Poor product pipelines, rising costs, new competition, impending patent expirations, and increased regulatory scrutiny are the dominant business issues facing research and development organizations. It is estimated that the clinical trial segment of the drug development process can account for more than 50% of the total costs associated with bringing a drug to market (estimated between $800 million and $1 billion per drug). Reducing the clinical development costs without introducing GCP compliance risk is a major area of focus throughout the life science industry.

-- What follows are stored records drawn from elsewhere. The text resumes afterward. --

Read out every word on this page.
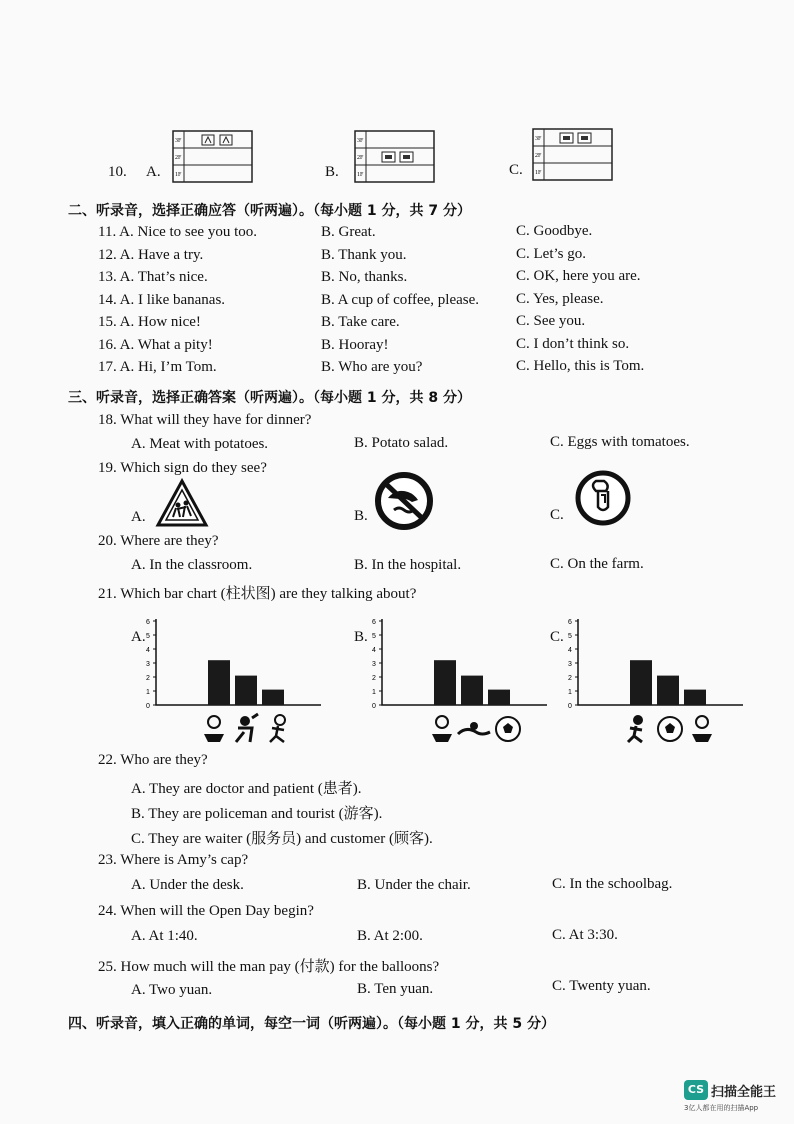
10. A.	B.	C.
3F
2F
1F
3F
2F
1F
3F
2F
1F
二、听录音，选择正确应答（听两遍）。（每小题 1 分，共 7 分）
11. A. Nice to see you too.	B. Great.	C. Goodbye.
12. A. Have a try.	B. Thank you.	C. Let’s go.
13. A. That’s nice.	B. No, thanks.	C. OK, here you are.
14. A. I like bananas.	B. A cup of coffee, please. C. Yes, please.
15. A. How nice!	B. Take care.	C. See you.
16. A. What a pity!	B. Hooray!	C. I don’t think so.
17. A. Hi, I’m Tom.	B. Who are you?	C. Hello, this is Tom.
三、听录音，选择正确答案（听两遍）。（每小题 1 分，共 8 分）
18. What will they have for dinner?
A. Meat with potatoes.	B. Potato salad.	C. Eggs with tomatoes.
19. Which sign do they see?
A.	B.	C.
20. Where are they?
A. In the classroom.	B. In the hospital.	C. On the farm.
21. Which bar chart (柱状图) are they talking about?
A.	B.	C.
0
1
2
3
4
5
6
0
1
2
3
4
5
6
0
1
2
3
4
5
6
22. Who are they?
A. They are doctor and patient (患者).
B. They are policeman and tourist (游客).
C. They are waiter (服务员) and customer (顾客).
23. Where is Amy’s cap?
A. Under the desk.	B. Under the chair.	C. In the schoolbag.
24. When will the Open Day begin?
A. At 1:40.	B. At 2:00.	C. At 3:30.
25. How much will the man pay (付款) for the balloons?
A. Two yuan.	B. Ten yuan.	C. Twenty yuan.
四、听录音，填入正确的单词，每空一词（听两遍）。（每小题 1 分，共 5 分）
CS 扫描全能王
3亿人都在用的扫描App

At the same time, new regulatory guidance governing the structure and format of new product marketing applications – the Common Technical Document (CTD) introduces additional challenges for regulatory affairs organizations. Many companies are designing new processes, implementing new technologies, and developing new expertise to support CTD and eCTD implementations. These initiatives are often undertaken without interruptions to existing operations which must be kept running smoothly

How Patni Can Help
Reducing the time to obtain marketing approval for a drug from the FDA is a key to protecting the patent exclusivity for the product. Patni helps our clients optimize the drug development lifecycle through business process improvement and the implementation and validation of key technologies to improve operational efficiency.

The desire to decrease the time and cost associated with clinical trials will require the adoption of innovative IT solutions by the industry. In order to most effectively leverage these new technologies, companies must also re-engineer, implement, and provide education on enhanced clinical trials processes. Patni’s experience in evaluating, developing, and harmonizing standard operating procedures helps our clients as they embark on business transformation initiatives.